Una ikurriña en el balcón

Pues, al final, ahí estuvo la ikurriña, en el balcón consistorial, a la vera verita de la verde de la ciudad y de la rojigualda reglamentaria. Extraños compañeros de cama hacen los mástiles en complicidad con el protocolo real o inventado el cuarto de hora anterior. Piensen ustedes que no hace tanto una foto similar en la fachada de un ayuntamiento de los tres territorios de la demarcación autonómica provocaba erisipela y tremendas broncas a ladrillazo limpio con coctelería Molotov incluida. Hoy es el día, sin embargo, en que a los que tocaban a rebato y encendían las mechas se les pone la piel de gallina (¿arrano o aguilucho?) al ver la bicrucífera compartiendo balconada con la enseña constitucional del reino de España. Cosas veredes, ¿verdad?

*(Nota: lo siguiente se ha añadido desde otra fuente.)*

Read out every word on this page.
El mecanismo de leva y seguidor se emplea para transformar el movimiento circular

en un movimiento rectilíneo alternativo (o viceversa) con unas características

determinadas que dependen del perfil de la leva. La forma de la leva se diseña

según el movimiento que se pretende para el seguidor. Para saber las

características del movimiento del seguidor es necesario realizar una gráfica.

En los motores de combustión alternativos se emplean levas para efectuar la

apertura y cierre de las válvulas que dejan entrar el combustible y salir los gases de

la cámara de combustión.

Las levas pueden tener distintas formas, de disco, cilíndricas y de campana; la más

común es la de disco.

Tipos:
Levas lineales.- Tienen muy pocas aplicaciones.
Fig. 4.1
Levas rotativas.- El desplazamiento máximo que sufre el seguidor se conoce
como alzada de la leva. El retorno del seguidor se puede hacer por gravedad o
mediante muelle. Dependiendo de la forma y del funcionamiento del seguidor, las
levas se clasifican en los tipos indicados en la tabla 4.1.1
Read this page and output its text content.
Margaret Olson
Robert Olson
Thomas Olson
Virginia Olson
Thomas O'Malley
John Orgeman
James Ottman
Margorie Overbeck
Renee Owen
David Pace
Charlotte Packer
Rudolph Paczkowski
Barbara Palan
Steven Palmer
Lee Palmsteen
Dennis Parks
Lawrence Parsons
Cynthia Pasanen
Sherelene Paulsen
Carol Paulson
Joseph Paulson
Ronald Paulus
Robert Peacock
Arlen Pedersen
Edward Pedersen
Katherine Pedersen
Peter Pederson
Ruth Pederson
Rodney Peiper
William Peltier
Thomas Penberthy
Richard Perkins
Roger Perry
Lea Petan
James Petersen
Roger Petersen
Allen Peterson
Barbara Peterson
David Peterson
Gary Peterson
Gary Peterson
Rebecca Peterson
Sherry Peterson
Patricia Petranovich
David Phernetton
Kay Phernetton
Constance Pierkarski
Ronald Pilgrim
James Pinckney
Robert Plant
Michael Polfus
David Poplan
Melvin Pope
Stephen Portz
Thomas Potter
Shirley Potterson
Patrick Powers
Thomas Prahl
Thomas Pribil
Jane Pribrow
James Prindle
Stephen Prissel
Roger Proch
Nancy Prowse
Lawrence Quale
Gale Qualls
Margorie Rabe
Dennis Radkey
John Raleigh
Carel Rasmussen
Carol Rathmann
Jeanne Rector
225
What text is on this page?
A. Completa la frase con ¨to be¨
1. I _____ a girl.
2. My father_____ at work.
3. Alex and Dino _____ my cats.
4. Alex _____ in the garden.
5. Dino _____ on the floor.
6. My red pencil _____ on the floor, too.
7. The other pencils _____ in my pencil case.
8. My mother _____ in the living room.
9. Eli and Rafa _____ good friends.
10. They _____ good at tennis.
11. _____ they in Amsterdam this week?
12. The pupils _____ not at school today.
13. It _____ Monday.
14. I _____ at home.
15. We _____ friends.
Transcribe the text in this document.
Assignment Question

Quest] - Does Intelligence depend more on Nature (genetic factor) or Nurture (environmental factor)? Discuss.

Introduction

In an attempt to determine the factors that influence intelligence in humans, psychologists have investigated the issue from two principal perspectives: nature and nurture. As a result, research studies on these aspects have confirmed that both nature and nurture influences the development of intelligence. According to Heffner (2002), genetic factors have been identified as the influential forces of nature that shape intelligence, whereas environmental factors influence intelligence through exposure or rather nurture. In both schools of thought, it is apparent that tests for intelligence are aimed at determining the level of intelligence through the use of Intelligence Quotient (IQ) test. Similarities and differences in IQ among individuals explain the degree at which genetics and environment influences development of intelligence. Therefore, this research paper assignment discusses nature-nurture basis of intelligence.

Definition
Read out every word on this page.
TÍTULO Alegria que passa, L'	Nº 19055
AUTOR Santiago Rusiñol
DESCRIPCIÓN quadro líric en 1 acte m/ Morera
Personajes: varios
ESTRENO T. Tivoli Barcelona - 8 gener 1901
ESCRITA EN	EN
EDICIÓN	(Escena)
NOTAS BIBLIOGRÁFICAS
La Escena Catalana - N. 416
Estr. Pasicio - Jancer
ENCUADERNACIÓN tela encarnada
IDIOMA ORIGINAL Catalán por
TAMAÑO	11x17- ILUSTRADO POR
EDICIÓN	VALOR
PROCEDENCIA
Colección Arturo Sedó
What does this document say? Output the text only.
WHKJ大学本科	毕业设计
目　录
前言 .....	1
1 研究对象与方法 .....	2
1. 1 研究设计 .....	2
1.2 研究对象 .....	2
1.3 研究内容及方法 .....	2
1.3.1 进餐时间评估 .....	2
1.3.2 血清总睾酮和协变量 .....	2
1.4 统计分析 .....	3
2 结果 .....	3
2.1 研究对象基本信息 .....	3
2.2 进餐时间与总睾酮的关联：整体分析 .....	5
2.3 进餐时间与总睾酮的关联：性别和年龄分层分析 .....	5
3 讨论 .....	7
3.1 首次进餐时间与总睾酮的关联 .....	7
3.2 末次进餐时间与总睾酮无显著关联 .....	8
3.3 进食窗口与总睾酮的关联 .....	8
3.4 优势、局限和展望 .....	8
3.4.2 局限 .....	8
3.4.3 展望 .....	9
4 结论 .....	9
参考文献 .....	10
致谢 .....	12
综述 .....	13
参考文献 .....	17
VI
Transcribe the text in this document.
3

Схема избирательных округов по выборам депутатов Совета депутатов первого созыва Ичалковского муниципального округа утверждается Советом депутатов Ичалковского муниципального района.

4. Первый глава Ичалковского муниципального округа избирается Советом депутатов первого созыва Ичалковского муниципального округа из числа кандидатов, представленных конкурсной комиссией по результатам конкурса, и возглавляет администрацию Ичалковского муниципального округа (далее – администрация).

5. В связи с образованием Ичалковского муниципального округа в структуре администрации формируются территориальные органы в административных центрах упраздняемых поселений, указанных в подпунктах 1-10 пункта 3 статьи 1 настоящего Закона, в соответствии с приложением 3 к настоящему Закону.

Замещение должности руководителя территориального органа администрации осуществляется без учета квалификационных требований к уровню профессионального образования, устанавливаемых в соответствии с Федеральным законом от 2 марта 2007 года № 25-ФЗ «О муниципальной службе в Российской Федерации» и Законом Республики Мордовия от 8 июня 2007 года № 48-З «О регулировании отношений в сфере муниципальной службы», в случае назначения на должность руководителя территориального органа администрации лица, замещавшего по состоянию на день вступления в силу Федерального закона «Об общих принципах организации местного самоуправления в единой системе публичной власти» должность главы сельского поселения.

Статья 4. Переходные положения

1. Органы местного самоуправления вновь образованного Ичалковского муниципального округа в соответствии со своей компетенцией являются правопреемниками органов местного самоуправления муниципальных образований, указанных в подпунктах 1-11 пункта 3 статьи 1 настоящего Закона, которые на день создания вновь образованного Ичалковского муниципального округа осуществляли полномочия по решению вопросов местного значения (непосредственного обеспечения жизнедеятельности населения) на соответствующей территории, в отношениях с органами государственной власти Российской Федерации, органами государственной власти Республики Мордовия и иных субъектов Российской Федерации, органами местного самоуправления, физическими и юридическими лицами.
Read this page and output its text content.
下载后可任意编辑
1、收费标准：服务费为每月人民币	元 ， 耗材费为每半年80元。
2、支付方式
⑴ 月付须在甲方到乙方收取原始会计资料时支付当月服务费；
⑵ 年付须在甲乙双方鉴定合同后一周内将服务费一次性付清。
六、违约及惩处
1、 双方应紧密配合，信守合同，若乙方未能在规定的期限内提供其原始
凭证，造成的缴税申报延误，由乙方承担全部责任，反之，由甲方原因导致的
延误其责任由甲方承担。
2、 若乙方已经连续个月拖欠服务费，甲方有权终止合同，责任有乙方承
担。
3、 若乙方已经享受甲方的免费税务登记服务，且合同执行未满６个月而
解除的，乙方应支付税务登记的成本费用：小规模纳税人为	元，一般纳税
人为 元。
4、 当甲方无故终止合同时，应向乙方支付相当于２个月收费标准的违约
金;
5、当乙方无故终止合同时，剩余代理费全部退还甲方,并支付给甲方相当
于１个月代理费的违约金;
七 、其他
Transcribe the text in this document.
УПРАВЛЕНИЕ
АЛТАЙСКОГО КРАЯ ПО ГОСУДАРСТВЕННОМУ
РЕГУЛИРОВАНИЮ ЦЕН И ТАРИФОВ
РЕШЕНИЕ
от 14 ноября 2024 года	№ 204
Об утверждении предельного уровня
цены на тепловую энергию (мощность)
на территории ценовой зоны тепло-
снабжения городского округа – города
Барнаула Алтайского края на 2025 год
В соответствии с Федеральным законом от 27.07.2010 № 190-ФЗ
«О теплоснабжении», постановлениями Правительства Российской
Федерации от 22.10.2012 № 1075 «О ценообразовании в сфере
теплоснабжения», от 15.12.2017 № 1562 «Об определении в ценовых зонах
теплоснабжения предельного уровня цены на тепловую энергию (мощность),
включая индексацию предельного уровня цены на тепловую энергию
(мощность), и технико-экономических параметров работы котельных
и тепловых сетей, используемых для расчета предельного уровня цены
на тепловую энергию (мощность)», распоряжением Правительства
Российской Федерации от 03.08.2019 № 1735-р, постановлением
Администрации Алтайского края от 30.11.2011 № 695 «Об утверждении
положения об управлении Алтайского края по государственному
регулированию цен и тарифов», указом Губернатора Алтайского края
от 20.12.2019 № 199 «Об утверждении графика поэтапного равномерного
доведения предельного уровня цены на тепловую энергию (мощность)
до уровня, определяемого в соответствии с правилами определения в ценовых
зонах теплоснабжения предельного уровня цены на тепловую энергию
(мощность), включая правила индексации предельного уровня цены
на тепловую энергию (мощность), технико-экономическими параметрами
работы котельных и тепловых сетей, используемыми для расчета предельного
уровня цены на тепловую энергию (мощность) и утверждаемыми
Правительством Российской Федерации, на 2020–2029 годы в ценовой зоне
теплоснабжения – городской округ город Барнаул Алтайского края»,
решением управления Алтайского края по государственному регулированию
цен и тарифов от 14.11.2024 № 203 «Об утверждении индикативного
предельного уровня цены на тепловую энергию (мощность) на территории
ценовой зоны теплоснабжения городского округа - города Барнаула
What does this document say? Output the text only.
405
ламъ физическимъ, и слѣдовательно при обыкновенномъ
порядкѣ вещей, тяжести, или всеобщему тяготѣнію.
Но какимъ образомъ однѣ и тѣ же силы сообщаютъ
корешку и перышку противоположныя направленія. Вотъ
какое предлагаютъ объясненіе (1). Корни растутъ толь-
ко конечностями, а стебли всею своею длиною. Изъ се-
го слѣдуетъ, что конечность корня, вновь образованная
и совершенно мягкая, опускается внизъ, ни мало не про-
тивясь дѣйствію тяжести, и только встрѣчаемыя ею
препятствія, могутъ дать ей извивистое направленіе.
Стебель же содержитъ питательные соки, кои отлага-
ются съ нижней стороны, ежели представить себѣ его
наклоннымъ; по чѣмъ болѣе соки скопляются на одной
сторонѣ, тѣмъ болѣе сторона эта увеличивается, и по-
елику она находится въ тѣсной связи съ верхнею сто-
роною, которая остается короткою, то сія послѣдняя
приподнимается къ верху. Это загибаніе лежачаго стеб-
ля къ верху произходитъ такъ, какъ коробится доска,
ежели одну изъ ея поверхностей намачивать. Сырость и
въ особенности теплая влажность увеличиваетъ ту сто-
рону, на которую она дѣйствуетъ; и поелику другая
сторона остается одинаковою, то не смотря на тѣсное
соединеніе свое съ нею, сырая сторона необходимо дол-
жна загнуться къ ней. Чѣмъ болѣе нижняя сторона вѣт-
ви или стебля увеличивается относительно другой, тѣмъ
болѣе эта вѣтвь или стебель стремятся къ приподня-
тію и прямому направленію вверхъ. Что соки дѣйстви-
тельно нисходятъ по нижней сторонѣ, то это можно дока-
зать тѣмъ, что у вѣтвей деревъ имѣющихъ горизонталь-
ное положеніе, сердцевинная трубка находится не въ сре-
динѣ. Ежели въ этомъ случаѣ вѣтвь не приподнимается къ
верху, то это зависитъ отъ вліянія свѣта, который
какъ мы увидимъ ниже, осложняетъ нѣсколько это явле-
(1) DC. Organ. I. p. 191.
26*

Vaya que sí. Como que los que se encabronan ahora son los de la acera de enfrente denunciando (perdonen la cacofonía) la intolerable afrenta. Al oír las declaraciones encendidas y leer los titulares empapados en bilis, cualquiera diría que, efectivamente, cautivo y desarmado el ejército regionalista, las tropas vascongadas han alcanzado su último objetivo. Pero no. Tan solo son unos palos con unas telas. Es verdad que con mucho significado para quien legítimamente quiere otorgárselo, pero si somos capaces de apearnos de nuestras trece siquiera por medio rato, pronto comprenderemos que no es para tanto. Una simple instantánea para que nos hagamos lenguas los que opinamos de esto y de aquello. Y, sobre todo, para que los profesionales de la gresca politiquera entren —literalmente— al trapo y se líen a ciscarse recíprocamente en las calaveras. En eso andan.

Ni el momento ni el lugar

Es tan fácil —o debería serlo— como imaginarse la situación inversa. A unos minutos del txupinazo, baja del cielo una gigantesca bandera rojigualda que obliga, por primera vez en la historia, a retrasar el inicio de la fiesta. ¿Qué nos habría parecido? ¿Qué habríamos dicho? Lo más amable, que no era el momento ni el lugar. Pero claro, no es lo mismo, ¿verdad? Nunca es lo mismo. La razón siempre nos acompaña, la nuestra es la causa buena y la de los demás, una porquería o, en los términos al uso, una fascistada.

Precisamente porque me asquea que me impongan unos colores que no siento como propios, jamás se me ocurriría pasar los míos por el morro de quienes, con todo derecho, tampoco se sienten representados por ellos. Sé en qué me convierte lo que acabo de escribir a ojos de los que expiden los certificados de vasquidad fetén. No me cuesta adelantar mentalmente muchos de los comentarios que seguirán a estas líneas en las ediciones digitales donde se publican. Abandono incluso la esperanza de encontrarme con un insulto o una invectiva que se salgan del repertorio oficial.

Pues asumiré ser un mal vasco, un traidor o lo que toque si por tal se entiende a quien, por incómodo que le resulte, se lo piensa dos veces antes de circular por el carril obligatorio, sea cual sea. Ya he anotado alguna vez que el primer derecho a decidir que reclamo es el individual. Solo autodeterminándonos como personas tendrá sentido que lo hagamos como pueblo. Y que conste que por grandilocuentes que suenen las dos frases anteriores, no son más que humildes opinones. Quizá equivocadas, eso tampoco tengo empacho en admitirlo. Me ha ocurrido en muchas ocasiones creer estar seguro de algo que luego se ha probado exactamente al revés de como lo veía.

Siguiendo ese principio del error probable, les cuento aquí y ahora que aunque la que se desplegó ayer en Iruña es mi bandera, entiendo que no fue ni el momento ni el lugar.